Same old story in Congress
Everything that everyone loathes about Washington was present in the “fiscal cliff” bill just passed by Congress. It is 153 pages long; most members probably hadn’t read all of it before voting on it; it was delivered in the middle of the night; it was loaded with pork, and while the country is already swamped with massive debt, it contains massive giveaways to satisfy interest groups and campaign contributors. Did I mention the bill raises taxes on top of the coming Obamacare taxes, but does nothing — nothing — to address the debt problem?
As with previous congresses, this one delayed the debt issue for two months and will have to face it again, along with what to do about the debt ceiling.
This “fiscal cliff” was a construct created by Congress. The additional revenue from productive businesses and individuals earning more than $400,000 and couples making $450,000 won’t put more than the tiniest dent in the deficit and do nothing about the $16 trillion debt. According to the Congressional Budget Office the ratio of new taxes to spending cuts is 41 to 1. This assumes the cuts actually materialize, which is unlikely. If they do, they will merely be window dressing.
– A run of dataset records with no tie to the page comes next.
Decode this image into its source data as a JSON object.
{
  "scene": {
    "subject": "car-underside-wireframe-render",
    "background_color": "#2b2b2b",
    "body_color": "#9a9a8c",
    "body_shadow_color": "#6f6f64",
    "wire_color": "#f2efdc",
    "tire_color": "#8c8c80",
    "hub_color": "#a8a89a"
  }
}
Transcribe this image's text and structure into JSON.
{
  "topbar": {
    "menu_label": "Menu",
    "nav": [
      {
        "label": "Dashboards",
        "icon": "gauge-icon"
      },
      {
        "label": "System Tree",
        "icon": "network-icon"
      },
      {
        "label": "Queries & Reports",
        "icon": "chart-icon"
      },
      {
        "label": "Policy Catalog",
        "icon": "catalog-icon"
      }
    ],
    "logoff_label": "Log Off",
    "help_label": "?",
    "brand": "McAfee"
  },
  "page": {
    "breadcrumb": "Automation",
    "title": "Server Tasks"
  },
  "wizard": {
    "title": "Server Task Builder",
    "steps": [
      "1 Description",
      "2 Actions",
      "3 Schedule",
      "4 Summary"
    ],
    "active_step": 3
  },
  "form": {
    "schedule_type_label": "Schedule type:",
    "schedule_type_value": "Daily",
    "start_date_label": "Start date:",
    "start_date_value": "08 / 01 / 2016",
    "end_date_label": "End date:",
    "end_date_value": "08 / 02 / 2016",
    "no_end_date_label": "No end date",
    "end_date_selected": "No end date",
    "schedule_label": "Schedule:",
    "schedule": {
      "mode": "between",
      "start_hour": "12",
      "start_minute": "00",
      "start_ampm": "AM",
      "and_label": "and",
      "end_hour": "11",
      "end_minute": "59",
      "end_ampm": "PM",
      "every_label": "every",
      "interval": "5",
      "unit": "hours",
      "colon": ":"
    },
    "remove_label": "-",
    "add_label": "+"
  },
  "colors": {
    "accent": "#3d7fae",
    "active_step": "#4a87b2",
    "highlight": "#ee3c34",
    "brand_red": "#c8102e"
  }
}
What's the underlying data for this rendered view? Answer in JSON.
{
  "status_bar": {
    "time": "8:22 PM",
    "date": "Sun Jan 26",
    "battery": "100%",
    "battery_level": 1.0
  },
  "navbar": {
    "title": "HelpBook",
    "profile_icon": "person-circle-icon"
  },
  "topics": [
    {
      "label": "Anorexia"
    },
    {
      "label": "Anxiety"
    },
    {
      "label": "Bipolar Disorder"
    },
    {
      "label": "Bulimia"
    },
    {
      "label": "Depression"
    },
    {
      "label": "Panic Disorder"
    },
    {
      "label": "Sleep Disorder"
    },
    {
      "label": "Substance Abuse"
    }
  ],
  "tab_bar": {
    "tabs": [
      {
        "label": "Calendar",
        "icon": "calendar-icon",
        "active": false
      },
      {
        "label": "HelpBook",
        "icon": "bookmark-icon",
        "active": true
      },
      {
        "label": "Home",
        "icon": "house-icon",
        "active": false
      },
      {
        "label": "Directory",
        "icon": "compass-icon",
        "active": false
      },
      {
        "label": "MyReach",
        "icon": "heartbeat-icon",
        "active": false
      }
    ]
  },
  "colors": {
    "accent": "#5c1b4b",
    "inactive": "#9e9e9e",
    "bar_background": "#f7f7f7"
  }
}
We’ve seen it all before. Democrats play this game more effectively than a nimble-handed magician. According to Americans for Tax Reform, in 1982, congressional Democrats promised President Reagan “$3 in spending cuts for every $1 in tax hikes.” Reagan agreed. He got the tax hikes immediately, but had his political pocket picked when Democrats never came through with the spending cuts.
It was the same with President George H.W. “read my lips, no new taxes” Bush. In 1990, “Bush agreed to $2 in spending cuts for every $1 in tax hikes. The tax hikes went through ... Not a single penny of the promised spending cuts actually happened.”
Conservatives sent a large number of “tea party” members to the House in the 2010 election, hoping to fix government. But the political culture there has been contaminated by an untreatable virus and even those with the best intentions soon acquire the infection.
Always the same
Eighty-five Republicans voted for the monstrous bill (151 stood on principle and voted against it) because their leaders said that if they didn’t it would hurt the party’s chances in the next election.
The country should make up its mind. Do we want a government that lives within the boundaries of the Constitution — limited, financially stable and spending only on what the Constitution says it should — or, do we want a nation whose initials should be changed to ATM, dispensing goodies to any and all without regard to the financial health and welfare of this and future generations?